Che cosa rende così attraenti i supereroi? Da Superman a Antman, da Batman a Ironman, da Black Panther a Thor, perché questi “personaggi di fantasia” esercitano un così profondo fascino su di noi? Che cosa ci spinge ad assistere con il fiato sospeso alle loro avventure impossibili, narrate in mondi impossibili, abitati da “cattivi” (villains) altrettanto impossibili?
Sappiamo tutti che quei superpoteri non esistono, che nessuno potrebbe volare, scagliare fulmini o ragnatele dalle mani, ricevere colpi micidiali senza battere ciglio, diventare invisibile e così via. Ciò nonostante, rimaniamo incollati allo schermo (televisivo o del cinema) fino alla fine della serie o del lungometraggio a fare il tifo per loro. E non importa se abbiamo 14 o 44 anni; se siamo maschi o femmine; bianchi o neri. I supereroi dominano il nostro immaginario e ci piace che lo facciano. Perché?
Tra le tante risposte possibili, una chiama in causa i meccanismi dell’identificazione e della proiezione. I supereroi sono di frequente uomini e donne mediocri o, almeno, ordinari, che vivono esistenze mediocri, o, in alternativa, frustranti, svolgendo lavori mediocri o anonimi (anche se potenzialmente rilevanti), ma che, in virtù di superpoteri acquisiti spesso in maniera casuale, riscattano la propria pochezza, maneggiando improvvisamente capacità superiori al resto dell’umanità.
Il superpotere giunge loro dall’esterno, fortuitamente e inaspettatamente, equivalente simbolico di una lotteria milionaria, e stravolge le loro vite, imponendo capacità e responsabilità impreviste con cui devono fare i conti per il resto della loro esistenza. Sono tenuti al segreto riguardo alla loro identità e vivono una doppia vita, consapevoli della loro distinzione rispetto al resto del mondo.

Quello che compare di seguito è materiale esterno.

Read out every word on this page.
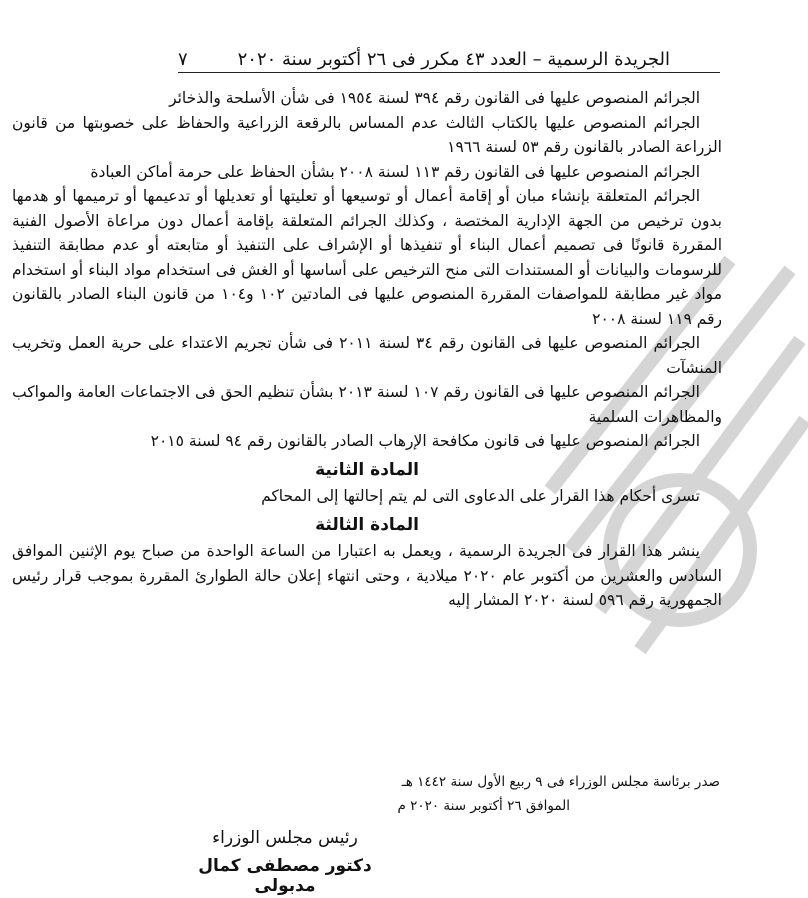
الجريدة الرسمية – العدد ٤٣ مكرر فى ٢٦ أكتوبر سنة ٢٠٢٠
٧

الجرائم المنصوص عليها فى القانون رقم ٣٩٤ لسنة ١٩٥٤ فى شأن الأسلحة والذخائر

الجرائم المنصوص عليها بالكتاب الثالث عدم المساس بالرقعة الزراعية والحفاظ على خصوبتها من قانون الزراعة الصادر بالقانون رقم ٥٣ لسنة ١٩٦٦

الجرائم المنصوص عليها فى القانون رقم ١١٣ لسنة ٢٠٠٨ بشأن الحفاظ على حرمة أماكن العبادة

الجرائم المتعلقة بإنشاء مبان أو إقامة أعمال أو توسيعها أو تعليتها أو تعديلها أو تدعيمها أو ترميمها أو هدمها بدون ترخيص من الجهة الإدارية المختصة ، وكذلك الجرائم المتعلقة بإقامة أعمال دون مراعاة الأصول الفنية المقررة قانونًا فى تصميم أعمال البناء أو تنفيذها أو الإشراف على التنفيذ أو متابعته أو عدم مطابقة التنفيذ للرسومات والبيانات أو المستندات التى منح الترخيص على أساسها أو الغش فى استخدام مواد البناء أو استخدام مواد غير مطابقة للمواصفات المقررة المنصوص عليها فى المادتين ١٠٢ و١٠٤ من قانون البناء الصادر بالقانون رقم ١١٩ لسنة ٢٠٠٨

الجرائم المنصوص عليها فى القانون رقم ٣٤ لسنة ٢٠١١ فى شأن تجريم الاعتداء على حرية العمل وتخريب المنشآت

الجرائم المنصوص عليها فى القانون رقم ١٠٧ لسنة ٢٠١٣ بشأن تنظيم الحق فى الاجتماعات العامة والمواكب والمظاهرات السلمية

الجرائم المنصوص عليها فى قانون مكافحة الإرهاب الصادر بالقانون رقم ٩٤ لسنة ٢٠١٥

المادة الثانية

تسرى أحكام هذا القرار على الدعاوى التى لم يتم إحالتها إلى المحاكم

المادة الثالثة

ينشر هذا القرار فى الجريدة الرسمية ، ويعمل به اعتبارا من الساعة الواحدة من صباح يوم الإثنين الموافق السادس والعشرين من أكتوبر عام ٢٠٢٠ ميلادية ، وحتى انتهاء إعلان حالة الطوارئ المقررة بموجب قرار رئيس الجمهورية رقم ٥٩٦ لسنة ٢٠٢٠ المشار إليه

صدر برئاسة مجلس الوزراء فى ٩ ربيع الأول سنة ١٤٤٢ هـ

الموافق ٢٦ أكتوبر سنة ٢٠٢٠ م

رئيس مجلس الوزراء
دكتور مصطفى كمال مدبولى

È facile, allora, capire perché gli spettatori amano identificarsi nelle loro vicende. La maggior parte di noi che guardiamo siamo persone altrettanto mediocri, ordinarie o frustrate che, immedesimandoci nel Superman o Capitan America di turno, riusciamo, almeno per qualche ora, a illuderci di avere dei superpoteri attraverso cui riscattare le nostre misere vite.
“Se solo fossimo come loro…” ci incita la nostra fantasia! E almanacchiamo su cosa faremmo se avessimo quel potere speciale che ci rende incredibilmente forti o invisibili. Proiettiamo così sui nostri supereroi i nostri limiti, superandoli in maniera vicaria, almeno per qualche tempo. E se qualcuno ci fa un torto nella vita reale, ci piace immaginare di avere capacità nascoste che ci consentirebbero di “fargliela vedere”.
Si potrebbe ipotizzare un rapporto direttamente proporzionale tra livello di frustrazione e capacità di immedesimazione. Più siamo frustrati, più tendiamo a indentificarci con i nostri superamici e più siamo avvinti dalle loro avventure.
Un elemento non trascurabile, tuttavia, ci differenzia dai supereroi. Nelle loro saghe, i vari Batman e Spiderman affrontano correttamente le responsabilità che accompagnano inevitabilmente i loro superpoteri. Per dire, è improbabile che uno di essi si vendichi del bullo che li tormentava da piccoli, del belloccio che gli sottrae la ragazza del cuore o del collega piaggiatore che ottiene la promozione immeritatamente al suo posto.
Noi sapremmo comportarci altrettanto responsabilmente? O useremmo i superpoteri per confermare in sostanza la nostra persistente mediocrità?